Acemoğlu ile hem kitabı hem de Türkiye’nin sorunları üzerine bir söyleşi gerçekleştirdik. 

Türkiye’de asgari ücret pazarlıkları sürüyor. Ülkenin yarısının asgari ücretli olduğu ve orta sınıfın neredeyse yok olduğu gerçeğinden yola çıkarsak bu durumu nasıl değerlendiriyorsunuz? 

Tabii ki garip bir durum. İki problem var birincisi asgari ücret gelir dağılımına göre çok yüksek. Bu yüzden yüzde 50 asgari ücretle çalışıyor ama aynı zamanda asgari ücrete reel olarak bakarsanız yine de çok yüksek değil, fakirliğin azıcık üzerine çıkabilir. İstanbul, Ankara gibi kentlerde o bile olamaz. Bu niye? Çünkü Türkiye’deki sanayi sistemi bozuk; verimli değil, üretkenliği düşük. Şirketler yeterince üretmiyor çünkü verimli çalışmıyorlar.
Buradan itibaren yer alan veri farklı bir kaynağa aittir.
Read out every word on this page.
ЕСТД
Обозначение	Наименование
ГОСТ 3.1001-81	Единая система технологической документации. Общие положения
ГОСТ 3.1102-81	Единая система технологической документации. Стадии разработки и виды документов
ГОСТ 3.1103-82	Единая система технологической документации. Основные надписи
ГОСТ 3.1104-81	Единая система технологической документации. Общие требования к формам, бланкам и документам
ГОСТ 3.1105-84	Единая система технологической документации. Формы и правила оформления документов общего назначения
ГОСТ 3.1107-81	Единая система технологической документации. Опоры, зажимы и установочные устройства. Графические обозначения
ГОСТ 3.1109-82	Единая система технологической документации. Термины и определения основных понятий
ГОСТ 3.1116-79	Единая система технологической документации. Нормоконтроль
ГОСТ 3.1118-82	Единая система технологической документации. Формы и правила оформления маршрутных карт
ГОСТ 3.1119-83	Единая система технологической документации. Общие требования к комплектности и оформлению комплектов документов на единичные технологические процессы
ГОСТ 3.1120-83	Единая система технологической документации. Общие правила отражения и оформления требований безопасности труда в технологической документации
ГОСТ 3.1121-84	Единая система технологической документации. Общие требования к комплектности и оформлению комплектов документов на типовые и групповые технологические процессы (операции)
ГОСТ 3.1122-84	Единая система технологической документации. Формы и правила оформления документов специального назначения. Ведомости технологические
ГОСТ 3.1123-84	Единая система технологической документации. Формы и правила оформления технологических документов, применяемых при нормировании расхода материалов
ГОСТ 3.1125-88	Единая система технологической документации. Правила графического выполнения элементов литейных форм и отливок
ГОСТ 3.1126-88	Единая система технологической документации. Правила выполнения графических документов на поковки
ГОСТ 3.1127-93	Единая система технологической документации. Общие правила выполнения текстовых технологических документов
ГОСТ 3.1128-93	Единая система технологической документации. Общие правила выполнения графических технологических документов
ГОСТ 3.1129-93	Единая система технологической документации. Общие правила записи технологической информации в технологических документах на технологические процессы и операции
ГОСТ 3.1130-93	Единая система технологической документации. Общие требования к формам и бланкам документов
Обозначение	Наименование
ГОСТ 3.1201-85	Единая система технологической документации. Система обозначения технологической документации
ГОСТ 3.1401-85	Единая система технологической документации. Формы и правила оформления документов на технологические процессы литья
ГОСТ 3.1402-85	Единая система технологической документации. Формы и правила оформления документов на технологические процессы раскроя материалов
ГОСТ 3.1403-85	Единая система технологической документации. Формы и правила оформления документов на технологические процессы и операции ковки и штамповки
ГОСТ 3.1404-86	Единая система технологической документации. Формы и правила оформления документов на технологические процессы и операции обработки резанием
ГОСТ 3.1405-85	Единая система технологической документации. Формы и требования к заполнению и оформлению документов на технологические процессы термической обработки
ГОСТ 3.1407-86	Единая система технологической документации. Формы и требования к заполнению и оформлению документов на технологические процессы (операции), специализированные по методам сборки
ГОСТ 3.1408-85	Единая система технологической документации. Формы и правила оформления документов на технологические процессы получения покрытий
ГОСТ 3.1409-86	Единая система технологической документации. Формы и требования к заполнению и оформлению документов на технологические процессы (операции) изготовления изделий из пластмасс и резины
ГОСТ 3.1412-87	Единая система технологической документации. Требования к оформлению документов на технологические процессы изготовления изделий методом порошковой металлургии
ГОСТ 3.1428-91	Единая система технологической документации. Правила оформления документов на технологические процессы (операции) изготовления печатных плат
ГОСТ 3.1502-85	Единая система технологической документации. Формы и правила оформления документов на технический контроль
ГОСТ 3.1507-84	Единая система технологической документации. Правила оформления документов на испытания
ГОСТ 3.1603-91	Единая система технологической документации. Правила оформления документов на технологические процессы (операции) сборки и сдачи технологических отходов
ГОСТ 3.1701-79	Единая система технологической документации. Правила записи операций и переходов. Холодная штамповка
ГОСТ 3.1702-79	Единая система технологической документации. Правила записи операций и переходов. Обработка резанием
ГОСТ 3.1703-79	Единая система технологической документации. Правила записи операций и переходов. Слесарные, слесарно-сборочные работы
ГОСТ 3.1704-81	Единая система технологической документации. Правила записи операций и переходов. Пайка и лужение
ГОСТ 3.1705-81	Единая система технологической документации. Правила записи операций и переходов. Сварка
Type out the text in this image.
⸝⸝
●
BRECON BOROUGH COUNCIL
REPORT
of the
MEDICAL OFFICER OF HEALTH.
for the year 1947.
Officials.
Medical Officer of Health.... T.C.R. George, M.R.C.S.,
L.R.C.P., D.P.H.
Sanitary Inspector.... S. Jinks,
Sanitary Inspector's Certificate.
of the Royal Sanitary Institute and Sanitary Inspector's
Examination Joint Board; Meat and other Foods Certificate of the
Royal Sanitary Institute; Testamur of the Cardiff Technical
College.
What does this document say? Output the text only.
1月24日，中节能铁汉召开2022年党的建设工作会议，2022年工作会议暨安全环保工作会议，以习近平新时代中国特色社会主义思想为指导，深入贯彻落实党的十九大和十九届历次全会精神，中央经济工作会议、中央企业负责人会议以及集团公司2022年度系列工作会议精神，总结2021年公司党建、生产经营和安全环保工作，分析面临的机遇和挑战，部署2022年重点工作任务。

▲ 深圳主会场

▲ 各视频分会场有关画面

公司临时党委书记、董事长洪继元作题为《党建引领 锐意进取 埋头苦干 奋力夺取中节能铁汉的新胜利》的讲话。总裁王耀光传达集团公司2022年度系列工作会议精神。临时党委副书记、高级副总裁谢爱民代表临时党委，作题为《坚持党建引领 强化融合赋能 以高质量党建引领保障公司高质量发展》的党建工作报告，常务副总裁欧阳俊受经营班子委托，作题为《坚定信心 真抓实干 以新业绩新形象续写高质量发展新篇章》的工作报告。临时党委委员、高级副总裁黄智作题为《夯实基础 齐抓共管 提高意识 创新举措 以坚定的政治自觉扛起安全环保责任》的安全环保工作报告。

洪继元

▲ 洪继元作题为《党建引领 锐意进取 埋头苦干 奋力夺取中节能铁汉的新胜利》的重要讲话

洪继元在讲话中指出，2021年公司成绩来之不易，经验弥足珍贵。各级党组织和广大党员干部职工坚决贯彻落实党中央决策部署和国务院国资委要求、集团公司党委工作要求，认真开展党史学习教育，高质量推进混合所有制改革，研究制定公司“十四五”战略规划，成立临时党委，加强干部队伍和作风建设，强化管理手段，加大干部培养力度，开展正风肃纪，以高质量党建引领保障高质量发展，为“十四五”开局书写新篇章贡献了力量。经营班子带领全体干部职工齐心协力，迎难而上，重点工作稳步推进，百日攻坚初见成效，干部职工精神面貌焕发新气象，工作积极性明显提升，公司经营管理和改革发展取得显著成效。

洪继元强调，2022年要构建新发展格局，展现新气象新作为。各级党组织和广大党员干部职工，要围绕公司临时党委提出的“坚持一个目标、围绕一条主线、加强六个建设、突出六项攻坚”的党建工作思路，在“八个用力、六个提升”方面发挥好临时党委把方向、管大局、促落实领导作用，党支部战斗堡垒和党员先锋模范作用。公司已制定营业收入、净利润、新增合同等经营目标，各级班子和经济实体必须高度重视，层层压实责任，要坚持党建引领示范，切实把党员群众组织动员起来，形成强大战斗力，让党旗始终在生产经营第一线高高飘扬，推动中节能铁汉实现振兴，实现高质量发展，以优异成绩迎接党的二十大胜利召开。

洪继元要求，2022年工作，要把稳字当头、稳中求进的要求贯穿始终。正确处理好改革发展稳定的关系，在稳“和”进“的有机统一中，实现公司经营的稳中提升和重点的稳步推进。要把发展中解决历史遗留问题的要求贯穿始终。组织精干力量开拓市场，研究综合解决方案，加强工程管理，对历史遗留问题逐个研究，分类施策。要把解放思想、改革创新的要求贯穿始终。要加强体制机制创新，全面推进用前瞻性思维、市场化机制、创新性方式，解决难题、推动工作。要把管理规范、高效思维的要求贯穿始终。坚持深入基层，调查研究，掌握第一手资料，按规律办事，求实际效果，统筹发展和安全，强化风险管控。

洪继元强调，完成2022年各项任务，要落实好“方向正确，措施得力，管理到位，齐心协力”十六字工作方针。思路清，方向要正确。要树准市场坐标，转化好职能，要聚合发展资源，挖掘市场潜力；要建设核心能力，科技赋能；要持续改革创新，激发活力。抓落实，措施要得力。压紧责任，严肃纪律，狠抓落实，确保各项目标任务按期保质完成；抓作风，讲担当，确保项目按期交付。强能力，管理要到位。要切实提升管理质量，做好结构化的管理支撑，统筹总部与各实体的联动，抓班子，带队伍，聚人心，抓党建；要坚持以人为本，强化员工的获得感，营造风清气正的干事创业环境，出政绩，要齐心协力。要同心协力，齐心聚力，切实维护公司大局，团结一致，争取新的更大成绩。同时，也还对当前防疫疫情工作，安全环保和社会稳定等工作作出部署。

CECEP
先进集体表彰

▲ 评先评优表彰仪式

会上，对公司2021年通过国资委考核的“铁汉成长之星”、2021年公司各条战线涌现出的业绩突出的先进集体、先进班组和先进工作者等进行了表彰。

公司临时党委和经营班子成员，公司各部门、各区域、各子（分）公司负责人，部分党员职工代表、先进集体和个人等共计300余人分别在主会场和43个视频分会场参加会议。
Neden üretmiyorlar? Çünkü kurumlar bozuk, çünkü teknolojiyi doğru kullanmıyorlar; çünkü teknolojiye yeterince yatırım yapmıyorlar; insan kaynakları iyi değil çünkü yine kurumlar bozuk, eğitim  sistemi bozuk... Yani tamamen sistem problemi var ve bu sistemden asgari ücretle çıkmak mümkün değil. Asgari ücret çözüm değil!

Türkiye krizden çıkmak için Bakan Mehmet Şimşek yönetiminde bir program yürütüyor; enflasyonla mücadele ediliyor. Nasıl değerlendiriyorsunuz gidişatı?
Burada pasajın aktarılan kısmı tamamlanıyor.